Pacific Crest Trail Day 38

by Yeti
10 minutes read

Day 38

Start: Pine Canyon Rd.

Finish: LA Aqueduct

Daily Mileage: 18.4

PCT Mile: 529.3

We had a lazy 7am start since we had a lot of time to kill today. The trail meandered through some low hills with plenty of flowering bushes and plants. It was some pleasant hiking and great lighting on the hills in the early morning sun.

The portion of the Mojave Desert that we would be crossing was now front and center, taking up the view any way you looked. The trail eventually gave up on the hills and made a bee line for the road crossing the desert, and I shortly arrived at Hikertown.

Hikertown was an interesting setup with a look like a miniature old west town you would see in the movies.  I had expected something run down looking, but it all looked fresh and well maintained.

The Spicy Bandits were there to greet me. Just when it seems like I won’t see them for a while we keep bumping into each other which is always a good thing. I’ve been leapfrogging with that group of 7 since Julian the first week in the trail.

I was planning on more hiking today, but it would start the official stretch across the Mojave, and we were going to wait until later for that. It is somewhat traditional to do the desert walk overnight when it is cooler, though with a strong wind blowing today, that was perhaps a moot point. Everyone gathering at Hikertown was sticking with tradition though, and groups were planning to leave between 3 and 5pm to start across.

In the mean time, it was time to pack in some food as always. We caught a ride down to a deli and I ordered 2 big burritos and one cold sandwich for the road. Not really anything in the way of fresh food there though, unfortunately. I killed the burritos, and we headed back to Hikertown. I got a new pair of slightly used shoes in the mail, as 500 miles is as much as trail runners should do, though they still looked in great condition except for the worn tread over the past 38 days.

There were probably close to 20 hikers preparing to head out. Marta at Hikertown cooked up some delicious burgers and burritos, and we readied to hit the trail at 5.

I left with Cookie Monster, Jana, Lanyard, Lou, and Indy, and we made our way through a brief farm field before we were dumped out on the famous or infamous LA aqueduct. The first part was a road along an open aqueduct I think used for irrigation. In the first half mile we saw 2 rattlers, though it turns out those were the only of the night.

We quickly turned down a different portion of the aquaduct which was a 12 foot in diameter partially buried riveted steel pipe.
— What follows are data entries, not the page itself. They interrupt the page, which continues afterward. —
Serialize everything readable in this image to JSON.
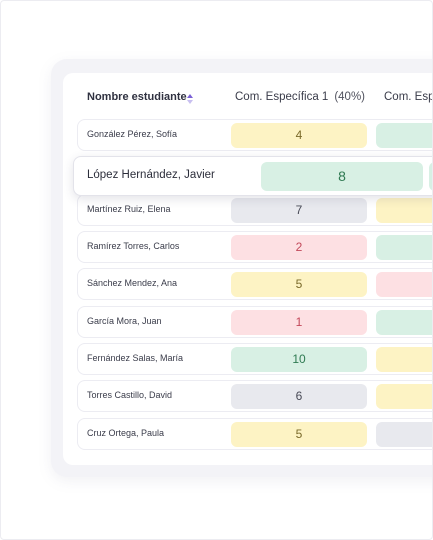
{
  "table": {
    "name_header": "Nombre estudiante",
    "columns": [
      {
        "label": "Com. Específica 1",
        "pct": "(40%)"
      },
      {
        "label": "Com. Espe",
        "pct": ""
      }
    ],
    "rows": [
      {
        "name": "González Pérez, Sofía",
        "c1": "4",
        "c1_status": "yellow",
        "c2": "",
        "c2_status": "green"
      },
      {
        "name": "López Hernández, Javier",
        "c1": "8",
        "c1_status": "green",
        "c2": "",
        "c2_status": "green"
      },
      {
        "name": "Martínez Ruiz, Elena",
        "c1": "7",
        "c1_status": "gray",
        "c2": "",
        "c2_status": "yellow"
      },
      {
        "name": "Ramírez Torres, Carlos",
        "c1": "2",
        "c1_status": "red",
        "c2": "",
        "c2_status": "green"
      },
      {
        "name": "Sánchez Mendez, Ana",
        "c1": "5",
        "c1_status": "yellow",
        "c2": "",
        "c2_status": "red"
      },
      {
        "name": "García Mora, Juan",
        "c1": "1",
        "c1_status": "red",
        "c2": "",
        "c2_status": "green"
      },
      {
        "name": "Fernández Salas, María",
        "c1": "10",
        "c1_status": "green",
        "c2": "",
        "c2_status": "yellow"
      },
      {
        "name": "Torres Castillo, David",
        "c1": "6",
        "c1_status": "gray",
        "c2": "",
        "c2_status": "yellow"
      },
      {
        "name": "Cruz Ortega, Paula",
        "c1": "5",
        "c1_status": "yellow",
        "c2": "",
        "c2_status": "gray"
      }
    ]
  },
  "colors": {
    "yellow": "#fdf3c4",
    "green": "#d8f0e4",
    "gray": "#e8e9ee",
    "red": "#fde0e3",
    "sort_icon_accent": "#7b61d6"
  },
  "icons": {
    "sort": "sort-updown-icon"
  }
}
It looked like the trail went down a road that ran right next to the pipe, but we walked straight on the pipe since that’s tradition. The pipe was arrow straight and appeared to still, be in use more than 100 years after it was built. Walking on the conical rivets was slightly annoying, but it did not outweigh the novelty for me of walking continuously down the pipe. In the end I walked 2.7 miles straight down the pipe without touching the ground. The whole experience was amazing to me as a mechanical engineer, to appreciate the construction at a time when mules were used to lay the pipe.

The pipe dove underground when it approached another leg of the aqueduct. This section of the aqueduct was also different in that it was a channel enclosed completely in a concrete box. We could only see the top of the box which was also an old engineering feet to me. We walked this concrete aqueduct for several miles and there was not a single expansion joint or anything, it was just a continuous channel. I wonder how that was engineered being so long and straight and not subject to expansion or contraction.
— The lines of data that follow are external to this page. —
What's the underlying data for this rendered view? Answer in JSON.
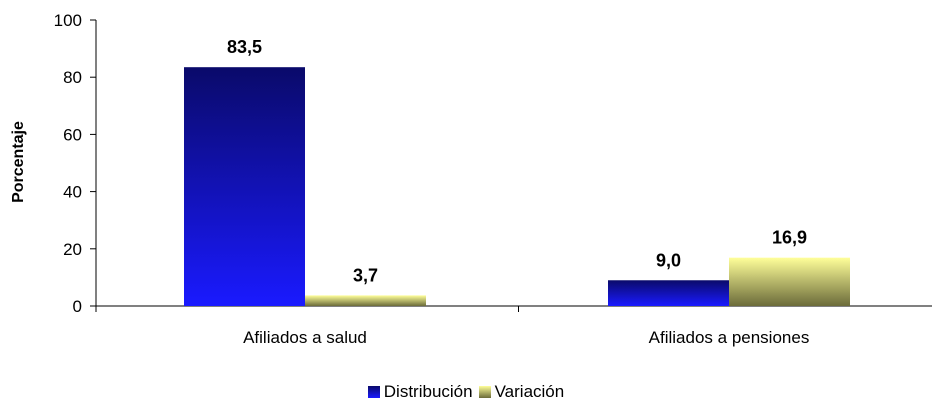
{
  "chart_data": {
    "type": "bar",
    "categories": [
      "Afiliados a salud",
      "Afiliados a pensiones"
    ],
    "series": [
      {
        "name": "Distribución",
        "values": [
          83.5,
          9.0
        ],
        "labels": [
          "83,5",
          "9,0"
        ],
        "color_top": "#0a0a6a",
        "color_bottom": "#1a1aff"
      },
      {
        "name": "Variación",
        "values": [
          3.7,
          16.9
        ],
        "labels": [
          "3,7",
          "16,9"
        ],
        "color_top": "#ffff99",
        "color_bottom": "#6b6b3a"
      }
    ],
    "ylabel": "Porcentaje",
    "ylim": [
      0,
      100
    ],
    "yticks": [
      "0",
      "20",
      "40",
      "60",
      "80",
      "100"
    ],
    "ytick_values": [
      0,
      20,
      40,
      60,
      80,
      100
    ],
    "legend_position": "bottom",
    "grid": false
  }
}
We walked on the duct for miles as the sun set over the flat expanse of the desert, through solar farms. We just kept right on walking through the sunset until the sky was stars and we could barely see the road beneath our feet.
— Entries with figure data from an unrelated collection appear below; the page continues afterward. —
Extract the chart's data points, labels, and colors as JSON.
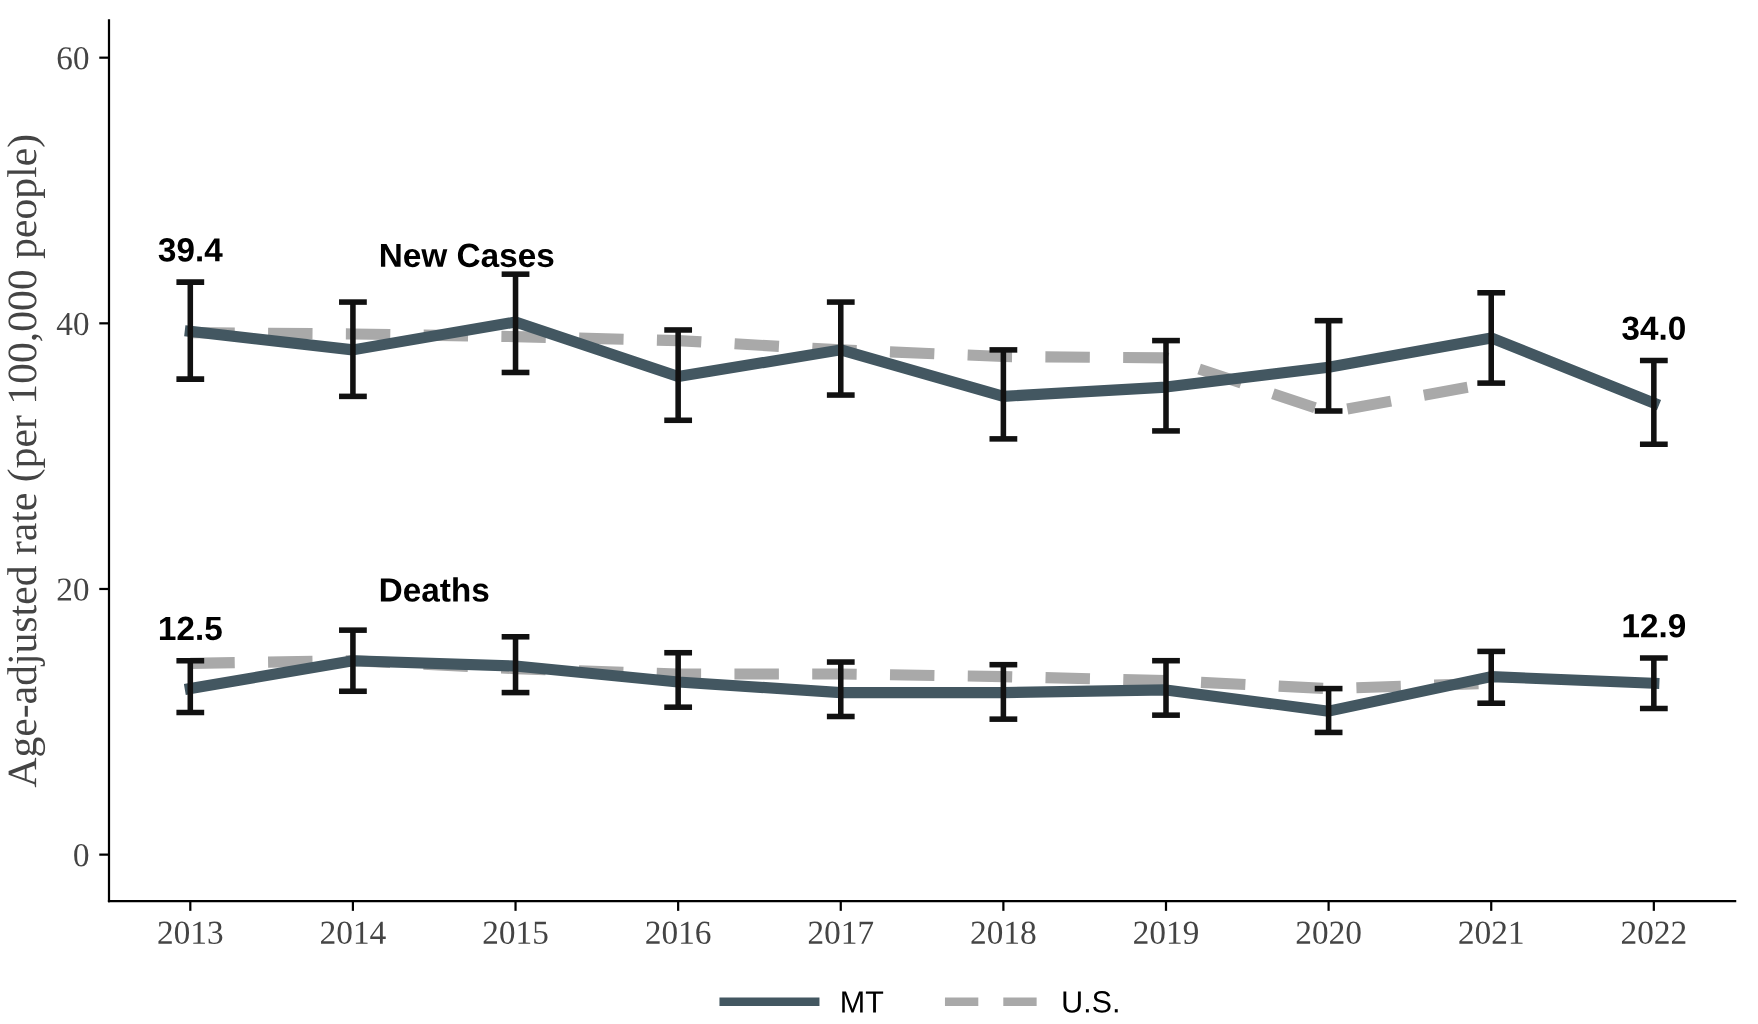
{
  "chart_data": {
    "type": "line",
    "ylabel": "Age-adjusted rate (per 100,000 people)",
    "categories": [
      "2013",
      "2014",
      "2015",
      "2016",
      "2017",
      "2018",
      "2019",
      "2020",
      "2021",
      "2022"
    ],
    "series": [
      {
        "name": "MT",
        "color": "#435761",
        "line_style": "solid",
        "values": [
          39.4,
          38.0,
          40.1,
          36.0,
          38.0,
          34.5,
          35.2,
          36.7,
          38.9,
          34.0
        ],
        "errors": [
          [
            35.8,
            43.1
          ],
          [
            34.5,
            41.6
          ],
          [
            36.3,
            43.7
          ],
          [
            32.7,
            39.5
          ],
          [
            34.6,
            41.6
          ],
          [
            31.3,
            38.0
          ],
          [
            31.9,
            38.7
          ],
          [
            33.4,
            40.2
          ],
          [
            35.5,
            42.3
          ],
          [
            30.9,
            37.2
          ]
        ],
        "value_labels": [
          "39.4",
          null,
          null,
          null,
          null,
          null,
          null,
          null,
          null,
          "34.0"
        ]
      },
      {
        "name": "U.S.",
        "color": "#a9a9a9",
        "line_style": "dashed",
        "values": [
          39.3,
          39.2,
          39.0,
          38.7,
          38.0,
          37.5,
          37.4,
          33.3,
          35.5,
          null
        ]
      },
      {
        "color": "#435761",
        "line_style": "solid",
        "values": [
          12.5,
          14.6,
          14.2,
          13.0,
          12.2,
          12.2,
          12.4,
          10.8,
          13.4,
          12.9
        ],
        "errors": [
          [
            10.7,
            14.6
          ],
          [
            12.3,
            16.9
          ],
          [
            12.2,
            16.4
          ],
          [
            11.1,
            15.2
          ],
          [
            10.4,
            14.5
          ],
          [
            10.2,
            14.3
          ],
          [
            10.5,
            14.6
          ],
          [
            9.2,
            12.5
          ],
          [
            11.4,
            15.3
          ],
          [
            11.0,
            14.8
          ]
        ],
        "value_labels": [
          "12.5",
          null,
          null,
          null,
          null,
          null,
          null,
          null,
          null,
          "12.9"
        ]
      },
      {
        "color": "#a9a9a9",
        "line_style": "dashed",
        "values": [
          14.4,
          14.6,
          14.0,
          13.6,
          13.6,
          13.4,
          13.1,
          12.5,
          12.9,
          null
        ]
      }
    ],
    "annotations": [
      "New Cases",
      "Deaths"
    ],
    "ylim": [
      -3.5,
      62.8
    ],
    "yticks": [
      0,
      20,
      40,
      60
    ],
    "grid": false,
    "legend": "bottom",
    "marker": "none"
  }
}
At 9pm we reached a junction where the other hikers we were hiking around had gathered for a dark, silent dinner. I killed my sandwich I packed out and Cookie Monster, Jana, and I decided to camp at that spot in the shelter of a low bridge over the aqueduct. We laid down our mats and cowboy camped directly on the aqueduct.

Many stars came out despite the lights on the horizon. I saw several shooting stars, and we even saw what we think was a rocket launch high in the sky. It was very windy, so the shelter of the bridge helped as we drifted off.

This section of trail seems to have a dreaded perception to it, but I quite liked hiking along the aqueduct. It was an interesting way to cross the flat Mojave Desert, though perhaps that is just the engineer in me.